On Fri, 1 May 2015 at 10:31, Theodore Ts'o wrote:
> That's simply because shrinking directories while the file system is
> mounted is... tricky.  At some point we might try to get this
> supported, but until we do, there are two workarounds:
> 1)  Recreate the directory, i.e.,

Yes, I did that and the copy is only 450 KB in size, so this works.

> 2) Run "e2fsck -fD /dev/sdXX" on the device containing /var while
> the file system is unmounted.

My /var is on the root disk and a normal fsck has been run during 
bootup just a few days ago, but without -D, of course.

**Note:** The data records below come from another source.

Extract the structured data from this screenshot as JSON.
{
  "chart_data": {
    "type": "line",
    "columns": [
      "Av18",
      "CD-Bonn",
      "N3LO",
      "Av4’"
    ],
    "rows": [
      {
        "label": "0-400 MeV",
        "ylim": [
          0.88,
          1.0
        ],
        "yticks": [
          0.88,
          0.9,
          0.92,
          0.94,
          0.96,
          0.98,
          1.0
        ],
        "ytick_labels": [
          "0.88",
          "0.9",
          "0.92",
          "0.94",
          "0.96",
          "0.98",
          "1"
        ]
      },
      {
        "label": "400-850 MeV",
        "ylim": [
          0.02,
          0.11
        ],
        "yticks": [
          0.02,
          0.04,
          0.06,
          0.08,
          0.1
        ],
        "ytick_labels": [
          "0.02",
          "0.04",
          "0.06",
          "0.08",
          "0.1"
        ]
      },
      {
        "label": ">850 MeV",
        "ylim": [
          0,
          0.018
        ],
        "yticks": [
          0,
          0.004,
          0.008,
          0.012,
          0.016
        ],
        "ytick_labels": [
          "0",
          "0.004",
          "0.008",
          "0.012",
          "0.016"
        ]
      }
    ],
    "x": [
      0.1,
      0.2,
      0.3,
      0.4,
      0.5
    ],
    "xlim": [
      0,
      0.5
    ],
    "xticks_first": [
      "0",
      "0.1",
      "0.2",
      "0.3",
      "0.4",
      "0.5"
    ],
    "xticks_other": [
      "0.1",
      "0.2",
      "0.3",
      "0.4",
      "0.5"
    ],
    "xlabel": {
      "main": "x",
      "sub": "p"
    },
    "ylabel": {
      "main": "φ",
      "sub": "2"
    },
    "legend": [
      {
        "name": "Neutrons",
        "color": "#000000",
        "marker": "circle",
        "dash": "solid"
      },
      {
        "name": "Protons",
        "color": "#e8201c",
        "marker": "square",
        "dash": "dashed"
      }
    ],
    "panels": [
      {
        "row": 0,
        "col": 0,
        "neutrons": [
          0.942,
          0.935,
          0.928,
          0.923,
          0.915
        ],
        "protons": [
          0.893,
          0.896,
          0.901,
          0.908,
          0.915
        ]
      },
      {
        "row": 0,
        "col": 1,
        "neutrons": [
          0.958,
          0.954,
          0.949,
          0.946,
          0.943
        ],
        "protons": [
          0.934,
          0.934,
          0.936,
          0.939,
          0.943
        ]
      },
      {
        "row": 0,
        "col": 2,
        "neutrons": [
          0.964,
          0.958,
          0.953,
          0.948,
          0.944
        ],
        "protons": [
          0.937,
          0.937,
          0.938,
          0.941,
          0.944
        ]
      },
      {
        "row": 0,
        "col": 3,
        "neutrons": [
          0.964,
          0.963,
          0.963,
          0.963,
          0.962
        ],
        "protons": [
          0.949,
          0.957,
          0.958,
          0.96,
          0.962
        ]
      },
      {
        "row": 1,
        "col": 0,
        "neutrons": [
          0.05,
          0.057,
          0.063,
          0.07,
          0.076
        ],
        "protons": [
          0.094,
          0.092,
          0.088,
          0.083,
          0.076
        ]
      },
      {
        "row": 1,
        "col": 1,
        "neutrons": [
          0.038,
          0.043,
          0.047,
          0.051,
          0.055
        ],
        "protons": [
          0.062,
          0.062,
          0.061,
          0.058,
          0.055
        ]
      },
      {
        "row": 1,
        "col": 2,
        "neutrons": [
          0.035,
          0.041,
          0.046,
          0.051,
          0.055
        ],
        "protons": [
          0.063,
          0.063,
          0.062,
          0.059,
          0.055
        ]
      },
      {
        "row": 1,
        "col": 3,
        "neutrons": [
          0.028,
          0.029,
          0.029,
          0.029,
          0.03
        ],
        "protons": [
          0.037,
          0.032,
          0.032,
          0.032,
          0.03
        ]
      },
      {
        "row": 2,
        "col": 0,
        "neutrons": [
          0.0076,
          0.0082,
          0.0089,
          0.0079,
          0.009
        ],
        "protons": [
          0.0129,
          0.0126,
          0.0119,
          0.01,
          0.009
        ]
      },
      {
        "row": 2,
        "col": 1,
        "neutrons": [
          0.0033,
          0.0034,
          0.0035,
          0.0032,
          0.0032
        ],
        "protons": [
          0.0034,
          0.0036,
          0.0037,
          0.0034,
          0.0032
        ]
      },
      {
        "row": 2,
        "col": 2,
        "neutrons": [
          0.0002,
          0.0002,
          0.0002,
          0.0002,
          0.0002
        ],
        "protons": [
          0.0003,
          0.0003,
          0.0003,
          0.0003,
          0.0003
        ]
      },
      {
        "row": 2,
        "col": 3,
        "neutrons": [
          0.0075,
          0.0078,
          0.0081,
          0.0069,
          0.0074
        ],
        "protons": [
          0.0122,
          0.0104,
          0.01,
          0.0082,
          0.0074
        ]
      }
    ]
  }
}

> I'm not sure I would call this a bug; it's a long standing proper of
> ext2/3/4, the BSD FFS, etc., which is directories can't get shurnk by
> the file system.  At some point the directory had enough files in it
> that it grew to that size, and once having grown to that size, it
> won't shirnk on its own.

Yes, I noticed that with smaller sized directory, but somehow this 18 MB 
directory with "nothing" inside tipped me off.

> It would be possible to enhance ext4 to be able to shrink directories
> on-line, but it would require adding a new file system (to allow
> sparse directories), getting a new version of e2fsck, and then writing
> a bunch of new code, and it's just one of those things we've never
> gotten around to doing, mainly because for most use cases it rarely
> hits people, and the fix should be realtive well understood, as
> various Linux/Unix systems have suffered from this for decades.

Thanks for the explanation, Ted. I hope the next one asking this will find 
this in the archives, I somehow didn't :-\

BOFH excuse #226:

A star wars satellite accidently blew up the WAN.